#8 part1
放送開始直後にテレビ画面が映したのは珍妙な黒鵜座の姿であった。虹色のアフロを被り、目には星形のサングラスに付け髭。そして肩には『本日の主役』と書かれたタスキが提げられている。容姿のほとんどをカムフラージュしている変わり果てた姿からは、もうユニフォームに書かれた番号でしか彼を判別することができないだろう。
「本日もやってまいりましたブルペン放送局! 司会の黒鵜座一です! いやー、昨日はいい試合でしたね! 4番ドゥリトルのあの痛烈な左中間を破るサヨナラタイムリーは見事でした! 延長戦に突中にした時はダメそうな感じがしましたけど、やっぱり分からないものですねスポーツってものは! 今日も相手は東京タイタンズです、昨日の勢いそのままに早い内に勝負を決めに行きたいですね。正直僕は昨日投げて勝ち投手になったし今日の登板は遠慮したいところですから。……あぁ、そうですね。まずこの見た目の説明をするべきでした。一見ふざけているように見えるかもしれませんが必要なんですよ、自分を守るために。だからこれは魔除けというか防御のための鎧というか。決して趣味ではないです、決して! 本当ですよ? さぁ皆さん衝撃に備えてください。それでは本日のゲストを紹介しましょう! 『ノリに乗ってるサーファー系投手』、
「ちぃーっす! 皆いい波乗ってるー!? バイブスあげてこー!」
開幕からいきなり少し高めの声を上げながら登場したのは、水色の髪を肩まで伸ばした小麦色の肌が目立つ美形の男子だ。整えられたあごひげに手を当てながら、機嫌がよさそうにカメラに向かってピースサインをしている。
「ちょいちょいカメラさん、マジかっこよく映えるように撮ってちょうだいよ!? 上手く撮れなかった日はもうあれだよ? そんなのナイアガラの滝だからね?」
「……はい、見てわかる通りこんな感じの遊び人です」
「あれ、サラッと悪口言われたくさい? というか黒鵜座センパイ何かテンション低くね? もっとアガッていきまっしょい! ほら、ウェ―――イ!」
「胃もたれしそう……」
早速これだ。あまりの温度差に風邪をひいてしまいそうなレベルではあるが、これはまだ地獄の一丁目である。何故なら番組はまだ始まったばかりなのだから。まったくもってこれから先が危ぶまれる。
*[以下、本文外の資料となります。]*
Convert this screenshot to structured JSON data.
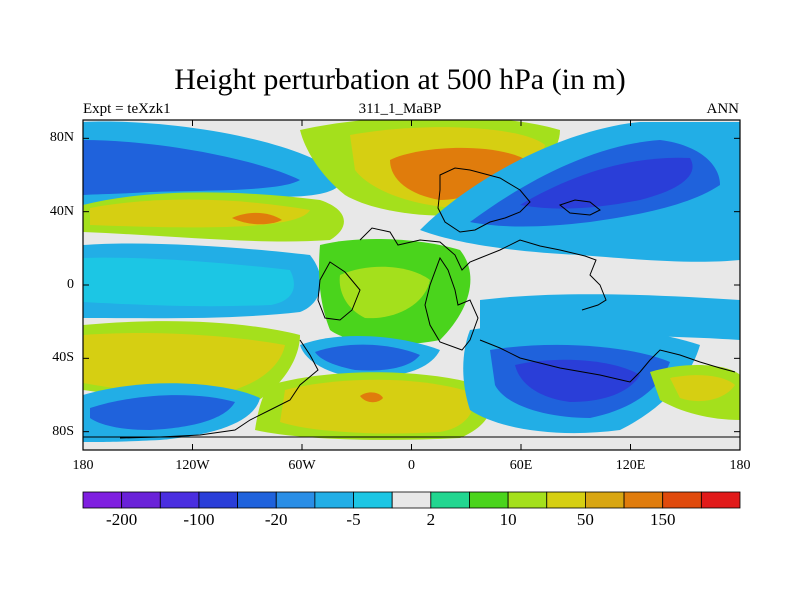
{
  "title": "Height perturbation at 500 hPa (in m)",
  "subtitle_left": "Expt = teXzk1",
  "subtitle_center": "311_1_MaBP",
  "subtitle_right": "ANN",
  "lat_ticks": [
    {
      "label": "80N",
      "lat": 80
    },
    {
      "label": "40N",
      "lat": 40
    },
    {
      "label": "0",
      "lat": 0
    },
    {
      "label": "40S",
      "lat": -40
    },
    {
      "label": "80S",
      "lat": -80
    }
  ],
  "lon_ticks": [
    {
      "label": "180",
      "lon": -180
    },
    {
      "label": "120W",
      "lon": -120
    },
    {
      "label": "60W",
      "lon": -60
    },
    {
      "label": "0",
      "lon": 0
    },
    {
      "label": "60E",
      "lon": 60
    },
    {
      "label": "120E",
      "lon": 120
    },
    {
      "label": "180",
      "lon": 180
    }
  ],
  "map_extent": {
    "lon": [
      -180,
      180
    ],
    "lat": [
      -90,
      90
    ]
  },
  "colorbar": {
    "colors": [
      "#7f1fe0",
      "#6a22d8",
      "#4a2ee0",
      "#2a3ed8",
      "#1f62dc",
      "#2a8ee6",
      "#22aee6",
      "#1cc6e4",
      "#e8e8e8",
      "#22d690",
      "#4ad41c",
      "#a4e01c",
      "#d6cf12",
      "#d8a612",
      "#e07c0c",
      "#e04a0c",
      "#e11a1a"
    ],
    "labels": [
      {
        "text": "-200",
        "boundary": 1
      },
      {
        "text": "-100",
        "boundary": 3
      },
      {
        "text": "-20",
        "boundary": 5
      },
      {
        "text": "-5",
        "boundary": 7
      },
      {
        "text": "2",
        "boundary": 9
      },
      {
        "text": "10",
        "boundary": 11
      },
      {
        "text": "50",
        "boundary": 13
      },
      {
        "text": "150",
        "boundary": 15
      }
    ]
  },
  "chart_data": {
    "type": "heatmap",
    "title": "Height perturbation at 500 hPa (in m)",
    "variable": "Height perturbation",
    "units": "m",
    "level_hPa": 500,
    "experiment": "teXzk1",
    "period": "311_1_MaBP",
    "season": "ANN",
    "x_ticks": [
      "180",
      "120W",
      "60W",
      "0",
      "60E",
      "120E",
      "180"
    ],
    "y_ticks": [
      "80N",
      "40N",
      "0",
      "40S",
      "80S"
    ],
    "legend_values": [
      -200,
      -100,
      -20,
      -5,
      2,
      10,
      50,
      150
    ],
    "features": [
      {
        "name": "positive maximum over northern high-latitude landmass",
        "lon": 30,
        "lat": 55,
        "value_range": "50 to 150"
      },
      {
        "name": "positive band over North Pacific",
        "lon": -120,
        "lat": 40,
        "value_range": "50 to 150"
      },
      {
        "name": "negative minimum over North Pacific east",
        "lon": 110,
        "lat": 45,
        "value_range": "-100 to -200"
      },
      {
        "name": "negative band over northern high latitudes west",
        "lon": -140,
        "lat": 65,
        "value_range": "-20 to -100"
      },
      {
        "name": "positive band over southern mid-latitudes",
        "lon": -20,
        "lat": -60,
        "value_range": "50 to 150"
      },
      {
        "name": "negative minimum south-east",
        "lon": 80,
        "lat": -55,
        "value_range": "-100 to -200"
      },
      {
        "name": "negative minimum south-west",
        "lon": -140,
        "lat": -70,
        "value_range": "-20 to -100"
      },
      {
        "name": "weak positive over tropics",
        "lon": 10,
        "lat": 0,
        "value_range": "2 to 10"
      }
    ]
  }
}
「えーっとじゃあ、まず海原選手の経歴について軽く紹介しましょう」
「もうちょっとフランクでいいよー、ほらウェイブちんって呼んで!」
「続けまーす。海原浪男、浪に男と書いてウェイブと読むんですね。……どゆこと? まぁうん、唯一無二な感じがいいんじゃないですかね。僕だったら絶対名前負けしますけど。それで出身が確か沖縄だっけ?」
「そうそう! もうバリバリの沖縄生まれ沖縄育ちよ! 沖縄はいいよー、ハイビスカス、シーサー、そして青い海! もうウェイのウェイよ!」
「後半は方言なのかちょっと何言ってんのかわからないですね。それで沖縄の高校を卒業して、都内の大学に進学……それも名門! 羨ましい限りだな」
「いやーオレっち天才だからさ! 高校時代はもう飛ぶ鳥を落とす勢いだったわけよ! 『地元じゃ負け知らず』的な? それでも今のままじゃプロで通用しないと思ったし、親にとりあえず大学に行っとけば後々困らないって言われたからプロ志望届は出さずに大学に進学したわけ」
本人に全く悪気はないだろうが、その言葉は黒鵜座にとってぐさりと来た。いくら有望な選手であろうとプロ野球選手としてやっていけるのはほんの一握り。戦力外になった選手が球団職員となる事はあるが、コーチなどとして野球に関われるチャンスはあまりない。となると、セカンドキャリアに進むにあたって色々準備をしておかないといけない。勿論ネームバリューやプロ野球選手だったという箔はつくのだが。いやほんと、今を生きる若者にとって将来の話はきついよ。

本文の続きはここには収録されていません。